Chapter 77
Aida
The final interview plays over the bacchanalian footage of the Masked Ball and that walk with Cal down the Alchemy corridor.
SIMONE: When you look back at this journey, would you say you’ve done what you set out to do and actually found paradise?
ME: Definitely.
SIMONE: And what does that look like for you?
ME: I’d say it looks like choosing myself and what I actually want over what I think I should want. We complain that society has expectations of us and makes us a prisoner of those expectations, but, really, I feel like we make ourselves the prisoner—often without realising it.
As we record this, Cal and I are in a relationship. That absolutely wasn’t my intention, and I’m conscious that it might be more impactful if I say I’ve signed up to Alchemy and I’m so liberated now that I’m with a different guy every night.

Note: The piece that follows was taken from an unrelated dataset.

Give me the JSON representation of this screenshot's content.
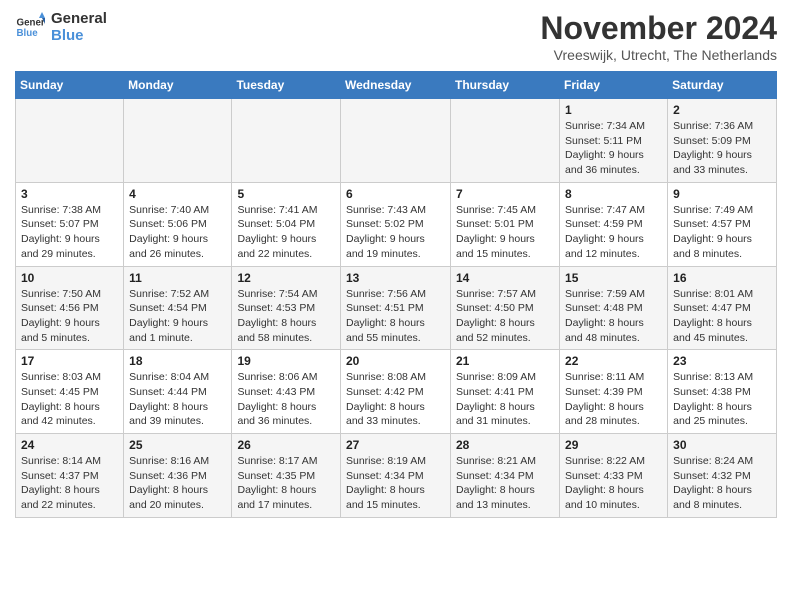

And that would absolutely have been my prerogative, and it might also have made for a far better headline, but the fact that I’ve chosen my own happiness over any responsibility I might feel to deliver a message feels pretty meta to me. Meta, and also really fascinating, when I think about it.
I dreamed up this show because I knew it would be an incredible personal journey for me, and I expected it to be transformative for how I move through life.

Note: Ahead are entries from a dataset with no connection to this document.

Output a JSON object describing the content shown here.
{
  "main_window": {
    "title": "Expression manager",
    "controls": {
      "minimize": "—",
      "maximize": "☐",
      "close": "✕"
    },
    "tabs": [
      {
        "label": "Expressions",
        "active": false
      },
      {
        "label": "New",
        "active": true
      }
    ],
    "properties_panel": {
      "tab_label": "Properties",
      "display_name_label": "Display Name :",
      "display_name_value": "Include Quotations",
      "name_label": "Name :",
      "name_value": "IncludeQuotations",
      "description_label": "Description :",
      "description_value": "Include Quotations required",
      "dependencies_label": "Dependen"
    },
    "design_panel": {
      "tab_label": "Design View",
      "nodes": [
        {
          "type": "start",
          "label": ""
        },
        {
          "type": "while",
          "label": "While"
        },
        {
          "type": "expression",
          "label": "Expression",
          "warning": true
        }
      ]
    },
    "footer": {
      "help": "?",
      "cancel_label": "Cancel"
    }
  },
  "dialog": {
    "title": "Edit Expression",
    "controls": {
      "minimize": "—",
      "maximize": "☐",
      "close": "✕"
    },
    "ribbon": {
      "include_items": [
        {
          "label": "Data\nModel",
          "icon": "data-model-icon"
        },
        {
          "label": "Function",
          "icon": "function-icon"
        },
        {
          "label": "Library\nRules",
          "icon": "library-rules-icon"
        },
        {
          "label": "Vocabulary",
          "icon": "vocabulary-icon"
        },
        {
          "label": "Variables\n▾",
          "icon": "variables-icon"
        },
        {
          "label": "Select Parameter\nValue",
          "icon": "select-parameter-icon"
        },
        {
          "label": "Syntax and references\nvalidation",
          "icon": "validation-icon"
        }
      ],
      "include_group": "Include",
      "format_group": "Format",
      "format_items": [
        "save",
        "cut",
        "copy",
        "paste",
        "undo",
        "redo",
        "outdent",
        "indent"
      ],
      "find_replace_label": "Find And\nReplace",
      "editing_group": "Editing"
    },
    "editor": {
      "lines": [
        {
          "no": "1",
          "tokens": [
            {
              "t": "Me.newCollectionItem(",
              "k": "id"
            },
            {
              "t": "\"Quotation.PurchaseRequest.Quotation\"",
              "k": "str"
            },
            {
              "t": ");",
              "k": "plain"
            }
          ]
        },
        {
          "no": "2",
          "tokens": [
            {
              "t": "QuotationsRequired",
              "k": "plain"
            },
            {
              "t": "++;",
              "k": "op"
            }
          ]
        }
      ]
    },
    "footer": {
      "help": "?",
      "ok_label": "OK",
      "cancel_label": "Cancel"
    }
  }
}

But I did not expect it to bring me a great, staggering love like the love I’ve found with Cal—I never, for one second, expected that.
So, to think I might have let myself miss out on that love because my being a mouthpiece for a generation of women was more important to me? That is actually insane.
Ladies, go find your paradise. It might be monogamy, or adventure, or so-called promiscuity, or a really good look at your own sexual wellbeing, or even being happy on your own—it doesn’t matter.
The only thing that matters is that you look inside of yourself, and you don’t let society tell you what you should want.
Ask yourself what you want, and then give yourself permission to go and fucking find it.